Another exception to numerical code order involves evaluation and management codes (E/M codes). Although E/M codes begin with 9, they are printed first in CPT® code books, as you can see below in the code outline for Category I. E/M services are among the most frequently reported healthcare services, so the AMA chose this order. As with resequenced codes, this arrangement is intended for coding efficiency.

 

Codes for CPT® Category I fall into six main categories:

Evaluation & Management (99202–99499)

Anesthesia (00100–01999)

Surgery (10021–69990) The code range is further divided into smaller groups by body area or system

Radiology Procedures (70010–79999)

Pathology and Laboratory Procedures (80047–89398)

Medicine Services and Procedures (90281–99607)

 

CPT® Category II:

Four numbers and the letter F make up Category II codes, which providers can assign in addition to Category I codes. There is no reimbursement associated with Category II codes, unlike Category I codes.

The CPT® code book typically places Category II codes after Category I codes.

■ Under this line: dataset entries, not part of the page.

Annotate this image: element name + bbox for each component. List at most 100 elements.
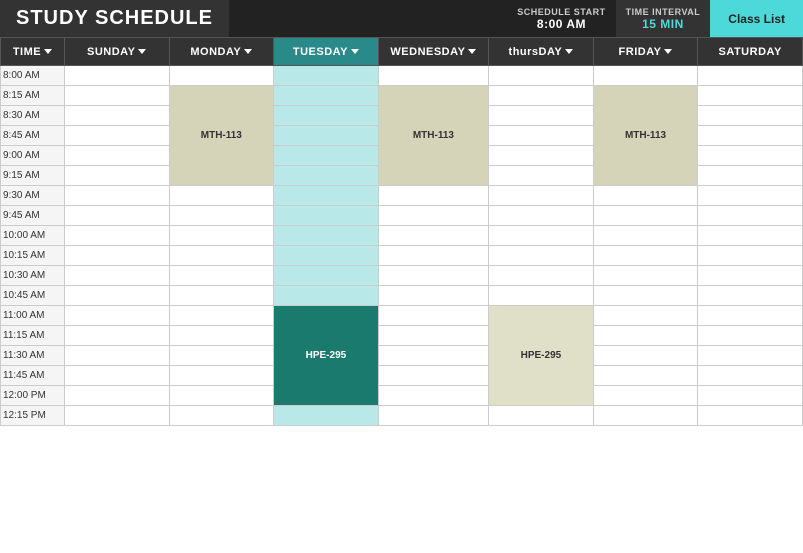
cell-sunday-5[interactable]	[64, 166, 169, 186]
col-header-sunday[interactable]: SUNDAY	[64, 38, 169, 66]
cell-wednesday-8[interactable]	[378, 226, 488, 246]
cell-saturday-4[interactable]	[698, 146, 803, 166]
cell-wednesday-6[interactable]	[378, 186, 488, 206]
cell-sunday-17[interactable]	[64, 406, 169, 426]
cell-tuesday-0[interactable]	[274, 66, 379, 86]
cell-saturday-7[interactable]	[698, 206, 803, 226]
cell-sunday-15[interactable]	[64, 366, 169, 386]
cell-tuesday-9[interactable]	[274, 246, 379, 266]
cell-monday-17[interactable]	[169, 406, 274, 426]
cell-saturday-6[interactable]	[698, 186, 803, 206]
col-header-monday[interactable]: MONDAY	[169, 38, 274, 66]
cell-sunday-7[interactable]	[64, 206, 169, 226]
cell-monday-15[interactable]	[169, 366, 274, 386]
cell-wednesday-11[interactable]	[378, 286, 488, 306]
cell-wednesday-7[interactable]	[378, 206, 488, 226]
cell-monday-13[interactable]	[169, 326, 274, 346]
col-header-time[interactable]: TIME	[1, 38, 65, 66]
cell-friday-14[interactable]	[593, 346, 698, 366]
cell-wednesday-10[interactable]	[378, 266, 488, 286]
cell-sunday-11[interactable]	[64, 286, 169, 306]
cell-monday-1[interactable]: MTH-113	[169, 86, 274, 186]
cell-tuesday-4[interactable]	[274, 146, 379, 166]
cell-monday-11[interactable]	[169, 286, 274, 306]
monday-col-dropdown-icon[interactable]	[244, 49, 252, 54]
col-header-saturday[interactable]: SATURDAY	[698, 38, 803, 66]
cell-sunday-0[interactable]	[64, 66, 169, 86]
cell-friday-11[interactable]	[593, 286, 698, 306]
cell-monday-0[interactable]	[169, 66, 274, 86]
cell-sunday-1[interactable]	[64, 86, 169, 106]
cell-friday-1[interactable]: MTH-113	[593, 86, 698, 186]
cell-friday-12[interactable]	[593, 306, 698, 326]
cell-sunday-16[interactable]	[64, 386, 169, 406]
cell-tuesday-12[interactable]: HPE-295	[274, 306, 379, 406]
cell-monday-12[interactable]	[169, 306, 274, 326]
cell-thursday-3[interactable]	[489, 126, 594, 146]
cell-wednesday-14[interactable]	[378, 346, 488, 366]
cell-friday-6[interactable]	[593, 186, 698, 206]
cell-monday-14[interactable]	[169, 346, 274, 366]
cell-sunday-4[interactable]	[64, 146, 169, 166]
cell-sunday-10[interactable]	[64, 266, 169, 286]
cell-wednesday-12[interactable]	[378, 306, 488, 326]
cell-tuesday-10[interactable]	[274, 266, 379, 286]
cell-tuesday-2[interactable]	[274, 106, 379, 126]
cell-tuesday-11[interactable]	[274, 286, 379, 306]
col-header-tuesday[interactable]: TUESDAY	[274, 38, 379, 66]
cell-wednesday-13[interactable]	[378, 326, 488, 346]
cell-tuesday-8[interactable]	[274, 226, 379, 246]
cell-monday-8[interactable]	[169, 226, 274, 246]
cell-friday-17[interactable]	[593, 406, 698, 426]
cell-sunday-9[interactable]	[64, 246, 169, 266]
cell-saturday-0[interactable]	[698, 66, 803, 86]
cell-thursday-0[interactable]	[489, 66, 594, 86]
cell-saturday-12[interactable]	[698, 306, 803, 326]
cell-monday-16[interactable]	[169, 386, 274, 406]
cell-thursday-9[interactable]	[489, 246, 594, 266]
col-header-thursday[interactable]: thursDAY	[489, 38, 594, 66]
class-list-button[interactable]: Class List	[710, 0, 803, 37]
cell-friday-0[interactable]	[593, 66, 698, 86]
cell-thursday-6[interactable]	[489, 186, 594, 206]
cell-wednesday-16[interactable]	[378, 386, 488, 406]
cell-thursday-5[interactable]	[489, 166, 594, 186]
cell-monday-6[interactable]	[169, 186, 274, 206]
cell-tuesday-5[interactable]	[274, 166, 379, 186]
cell-sunday-14[interactable]	[64, 346, 169, 366]
col-header-wednesday[interactable]: WEDNESDAY	[378, 38, 488, 66]
cell-monday-9[interactable]	[169, 246, 274, 266]
cell-saturday-11[interactable]	[698, 286, 803, 306]
cell-friday-15[interactable]	[593, 366, 698, 386]
cell-tuesday-7[interactable]	[274, 206, 379, 226]
cell-thursday-11[interactable]	[489, 286, 594, 306]
cell-saturday-8[interactable]	[698, 226, 803, 246]
cell-wednesday-15[interactable]	[378, 366, 488, 386]
cell-sunday-6[interactable]	[64, 186, 169, 206]
cell-saturday-16[interactable]	[698, 386, 803, 406]
cell-saturday-5[interactable]	[698, 166, 803, 186]
cell-thursday-8[interactable]	[489, 226, 594, 246]
tuesday-col-dropdown-icon[interactable]	[351, 49, 359, 54]
time-col-dropdown-icon[interactable]	[44, 49, 52, 54]
cell-friday-9[interactable]	[593, 246, 698, 266]
cell-saturday-1[interactable]	[698, 86, 803, 106]
cell-thursday-4[interactable]	[489, 146, 594, 166]
cell-thursday-2[interactable]	[489, 106, 594, 126]
cell-wednesday-9[interactable]	[378, 246, 488, 266]
cell-friday-10[interactable]	[593, 266, 698, 286]
cell-monday-10[interactable]	[169, 266, 274, 286]
cell-sunday-3[interactable]	[64, 126, 169, 146]
cell-saturday-10[interactable]	[698, 266, 803, 286]
cell-thursday-12[interactable]: HPE-295	[489, 306, 594, 406]
cell-friday-7[interactable]	[593, 206, 698, 226]
cell-saturday-2[interactable]	[698, 106, 803, 126]
cell-tuesday-3[interactable]	[274, 126, 379, 146]
cell-tuesday-1[interactable]	[274, 86, 379, 106]
cell-saturday-3[interactable]	[698, 126, 803, 146]
cell-sunday-8[interactable]	[64, 226, 169, 246]
cell-sunday-13[interactable]	[64, 326, 169, 346]
cell-tuesday-6[interactable]	[274, 186, 379, 206]
cell-sunday-12[interactable]	[64, 306, 169, 326]
cell-wednesday-0[interactable]	[378, 66, 488, 86]
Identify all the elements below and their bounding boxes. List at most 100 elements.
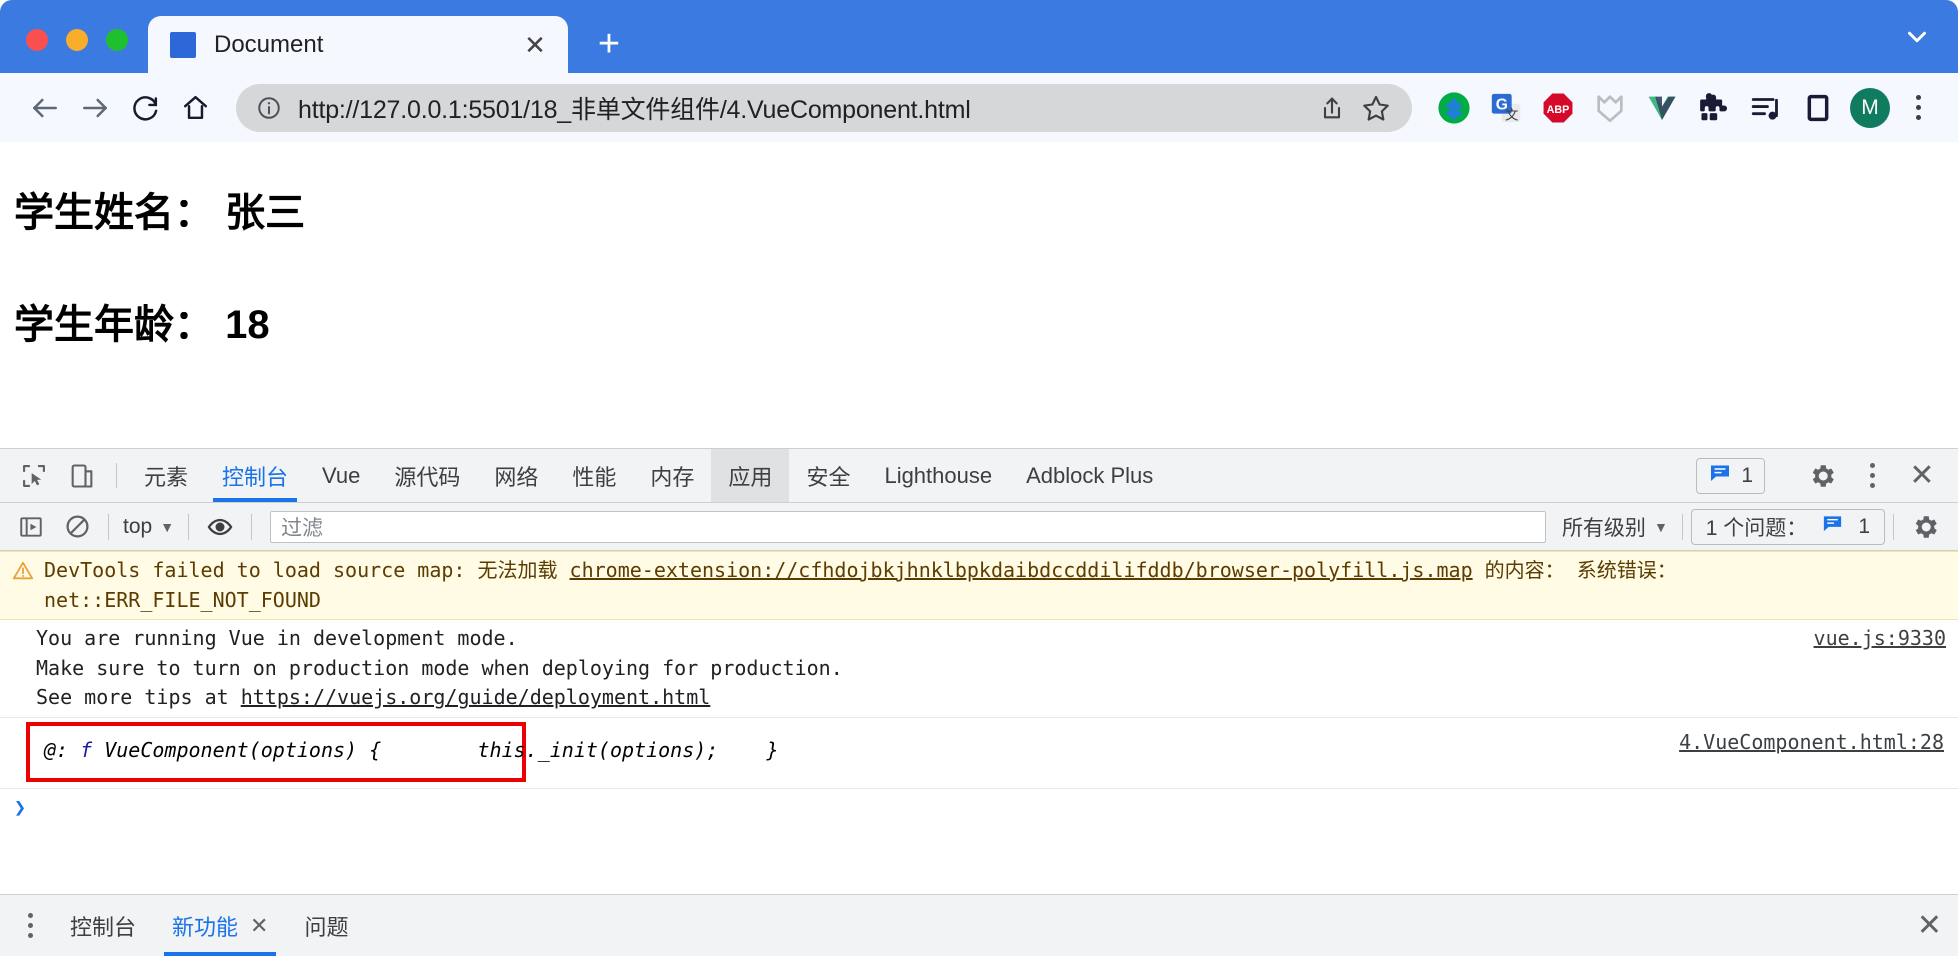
adblock-plus-icon[interactable]: ABP: [1534, 84, 1582, 132]
console-issues-button[interactable]: 1 个问题： 1: [1690, 508, 1885, 545]
boxed-line-1: @: f VueComponent(options) {: [44, 736, 381, 766]
drawer-more-menu-button[interactable]: [8, 895, 52, 956]
devtools-tab-memory[interactable]: 内存: [633, 449, 711, 502]
console-boxed-output[interactable]: @: f VueComponent(options) { this._init(…: [26, 721, 779, 782]
reload-icon[interactable]: [122, 85, 168, 131]
maximize-window-button[interactable]: [106, 29, 128, 51]
drawer-tab-whats-new-label: 新功能: [172, 914, 239, 940]
share-icon[interactable]: [1310, 86, 1354, 130]
info-circle-icon[interactable]: [256, 95, 282, 121]
minimize-window-button[interactable]: [66, 29, 88, 51]
vue-deployment-guide-link[interactable]: https://vuejs.org/guide/deployment.html: [241, 685, 711, 709]
devtools-tab-vue[interactable]: Vue: [305, 449, 377, 502]
window-traffic-lights: [0, 29, 148, 73]
filter-divider-3: [251, 513, 253, 540]
devtools-close-icon[interactable]: ✕: [1898, 458, 1946, 493]
drawer-tab-close-icon[interactable]: ✕: [250, 913, 268, 939]
device-toolbar-icon[interactable]: [58, 449, 106, 502]
playlist-icon[interactable]: [1742, 84, 1790, 132]
live-expression-eye-icon[interactable]: [197, 504, 243, 550]
vue-message-line1: You are running Vue in development mode.: [36, 626, 518, 651]
clear-console-icon[interactable]: [54, 504, 100, 550]
warning-triangle-icon: [12, 560, 34, 591]
console-filter-input[interactable]: 过滤: [270, 510, 1546, 543]
warning-source-map-link[interactable]: chrome-extension://cfhdojbkjhnklbpkdaibd…: [570, 558, 1473, 582]
devtools-tab-elements[interactable]: 元素: [127, 449, 205, 502]
home-icon[interactable]: [172, 85, 218, 131]
console-sidebar-toggle-icon[interactable]: [8, 504, 54, 550]
gear-icon[interactable]: [1798, 461, 1846, 491]
boxed-line-2: this._init(options);: [381, 737, 719, 762]
drawer-close-icon[interactable]: ✕: [1917, 908, 1942, 943]
console-issues-count: 1: [1858, 514, 1870, 538]
browser-toolbar: http://127.0.0.1:5501/18_非单文件组件/4.VueCom…: [0, 73, 1958, 142]
message-icon: [1821, 512, 1844, 541]
kebab-icon: [1852, 454, 1892, 498]
warning-message-body: DevTools failed to load source map: 无法加载…: [44, 556, 1946, 615]
warning-text-before: DevTools failed to load source map: 无法加载: [44, 558, 570, 582]
console-prompt[interactable]: ❯: [0, 787, 1958, 825]
devtools-tab-performance[interactable]: 性能: [555, 449, 633, 502]
extensions-puzzle-icon[interactable]: [1690, 84, 1738, 132]
console-message-vue-dev[interactable]: You are running Vue in development mode.…: [0, 620, 1958, 717]
devtools-tab-network[interactable]: 网络: [477, 449, 555, 502]
devtools-tab-sources[interactable]: 源代码: [377, 449, 477, 502]
reading-list-icon[interactable]: [1794, 84, 1842, 132]
console-level-selector[interactable]: 所有级别 ▼: [1556, 512, 1674, 542]
drawer-tab-console-label: 控制台: [70, 914, 137, 940]
browser-titlebar: Document ✕ +: [0, 0, 1958, 73]
forward-icon[interactable]: [72, 85, 118, 131]
avatar-initial: M: [1850, 87, 1890, 128]
vue-message-line2: Make sure to turn on production mode whe…: [36, 655, 843, 680]
drawer-tab-console[interactable]: 控制台: [52, 895, 154, 956]
google-translate-icon[interactable]: G 文: [1482, 84, 1530, 132]
svg-text:ABP: ABP: [1547, 103, 1570, 115]
svg-text:文: 文: [1505, 107, 1518, 122]
drawer-tab-issues-label: 问题: [304, 914, 349, 940]
devtools-tab-lighthouse[interactable]: Lighthouse: [867, 449, 1009, 502]
devtools-more-menu-button[interactable]: [1848, 454, 1896, 498]
devtools-tab-application[interactable]: 应用: [711, 449, 790, 502]
vue-message-body: You are running Vue in development mode.…: [36, 624, 1794, 713]
address-bar[interactable]: http://127.0.0.1:5501/18_非单文件组件/4.VueCom…: [236, 83, 1412, 132]
devtools-tab-adblock-plus[interactable]: Adblock Plus: [1009, 449, 1170, 502]
page-viewport: 学生姓名： 张三 学生年龄： 18: [0, 142, 1958, 448]
browser-menu-button[interactable]: [1898, 86, 1938, 130]
message-icon: [1708, 461, 1732, 491]
tab-title: Document: [214, 30, 324, 58]
console-message-boxed-row: @: f VueComponent(options) { this._init(…: [0, 716, 1958, 782]
drawer-tab-whats-new[interactable]: 新功能 ✕: [154, 895, 286, 956]
tab-close-icon[interactable]: ✕: [520, 30, 550, 60]
chevron-down-icon: ▼: [160, 518, 175, 535]
toolbar-divider: [116, 463, 117, 488]
drawer-actions: ✕: [1917, 895, 1958, 956]
drawer-tab-issues[interactable]: 问题: [286, 895, 366, 956]
function-keyword: f: [80, 737, 93, 762]
issues-counter-button[interactable]: 1: [1696, 457, 1765, 494]
browser-tab-document[interactable]: Document ✕: [148, 16, 568, 73]
back-icon[interactable]: [22, 85, 68, 131]
vue-devtools-icon[interactable]: [1638, 84, 1686, 132]
console-settings-gear-icon[interactable]: [1902, 504, 1948, 550]
profile-avatar[interactable]: M: [1846, 84, 1894, 132]
console-context-value: top: [123, 514, 153, 538]
new-tab-button[interactable]: +: [582, 17, 636, 71]
filter-divider-2: [188, 513, 190, 540]
inspect-element-icon[interactable]: [10, 449, 58, 502]
devtools-tab-security[interactable]: 安全: [789, 449, 867, 502]
devtools-tabbar-actions: 1 ✕: [1696, 449, 1958, 502]
close-window-button[interactable]: [26, 29, 48, 51]
devtools-tab-console[interactable]: 控制台: [205, 449, 305, 502]
star-icon[interactable]: [1354, 86, 1398, 130]
filter-divider-1: [108, 513, 109, 540]
tampermonkey-icon[interactable]: [1430, 84, 1478, 132]
boxed-output-source-link[interactable]: 4.VueComponent.html:28: [1679, 730, 1944, 754]
issues-count: 1: [1741, 463, 1753, 487]
momentum-icon[interactable]: [1586, 84, 1634, 132]
vue-message-source-link[interactable]: vue.js:9330: [1814, 624, 1946, 654]
chevron-down-icon[interactable]: [1902, 22, 1932, 57]
console-context-selector[interactable]: top ▼: [117, 515, 180, 539]
console-message-warning[interactable]: DevTools failed to load source map: 无法加载…: [0, 551, 1958, 621]
console-message-list: DevTools failed to load source map: 无法加载…: [0, 551, 1958, 894]
vue-message-line3-prefix: See more tips at: [36, 685, 241, 710]
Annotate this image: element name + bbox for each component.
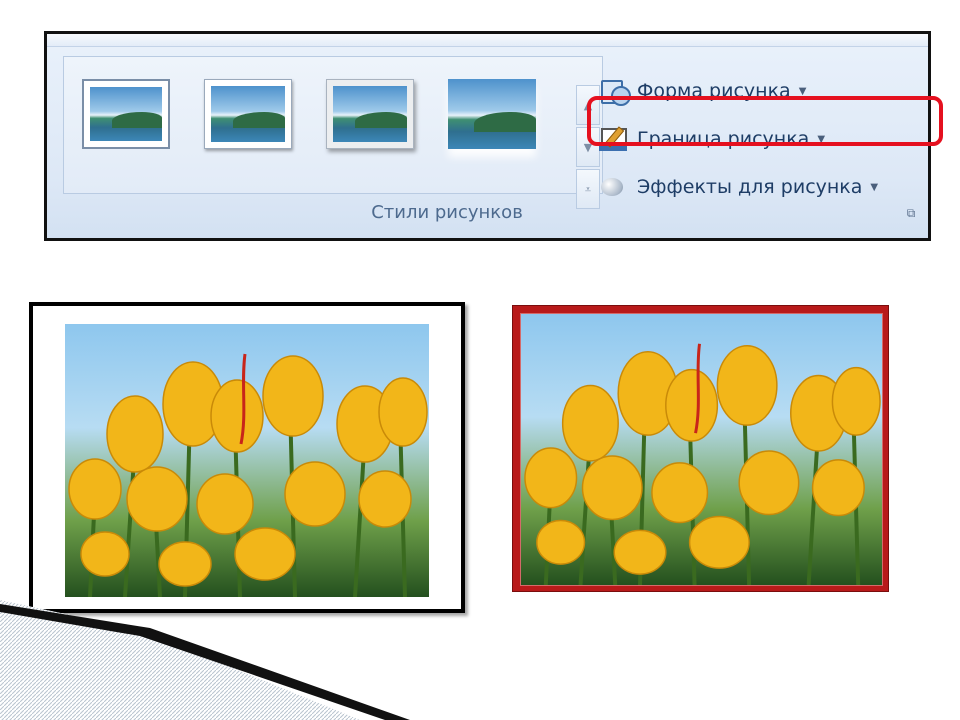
- style-thumbnail-reflected[interactable]: [448, 79, 536, 149]
- picture-effects-icon: [599, 174, 629, 200]
- style-thumbnail-simple-frame[interactable]: [82, 79, 170, 149]
- group-label: Стили рисунков: [371, 202, 523, 223]
- picture-border-highlight: [587, 96, 943, 146]
- tulips-photo-red-border: [520, 313, 883, 586]
- photo-red-border-example: [513, 306, 888, 591]
- dropdown-arrow-icon: ▼: [870, 181, 879, 193]
- photo-black-border-example: [29, 302, 465, 613]
- picture-effects-label: Эффекты для рисунка: [637, 176, 863, 198]
- dialog-launcher-icon[interactable]: ⧉: [904, 206, 918, 220]
- style-thumbnail-soft-shadow[interactable]: [204, 79, 292, 149]
- dropdown-arrow-icon: ▼: [798, 85, 807, 97]
- picture-styles-gallery: ▲ ▼ ⩡: [63, 56, 603, 209]
- tulips-photo-black-border: [65, 324, 429, 597]
- slide-decoration-swoosh: [0, 600, 410, 720]
- tulips-image: [524, 343, 881, 585]
- picture-effects-button[interactable]: Эффекты для рисунка ▼: [599, 172, 878, 202]
- tulips-image: [68, 353, 428, 597]
- expand-gallery-icon: ⩡: [584, 183, 592, 196]
- ribbon-top-edge: [47, 34, 928, 47]
- style-thumbnail-thick-matte[interactable]: [326, 79, 414, 149]
- picture-styles-ribbon-group: ▲ ▼ ⩡ Форма рисунка ▼ Граница рисунка ▼ …: [44, 31, 943, 241]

These codes are listed as follows:

Composite Measures (0001F–0015F)

Patient Management (0500F–0584F)

Patient History (1000F–1505F)

Physical Examination (2000F–2060F)

Diagnostic/Screening Processes or Results (3006F–3776F)

Therapeutic, Preventive, or Other Interventions (4000F–4563F)

Follow-up or Other Outcomes (5005F–5250F)

Patient Safety (6005F–6150F)

Structural Measures (7010F–7025F)

Nonmeasure Code Listing (9001F–9007F)

 

CPT® Category III:

Category III codes, characterized by four numbers and a letter T, usually follow Category II codes in the code book. Category III codes are temporary codes used to identify new technologies, services, and procedures.

In Category III, temporary codes describing new services and procedures can remain for up to five years. They must meet Category I criteria, including FDA approval, evidence that the procedure is widely practiced, and evidence that it has proven effective. A new Category I code will be assigned to them. Providers can also eliminate Category III codes if they do not use them.

The AMA releases new or updated Category III codes semiannually via its website but publishes the deletions of Category III codes with the full list of temporary codes annually.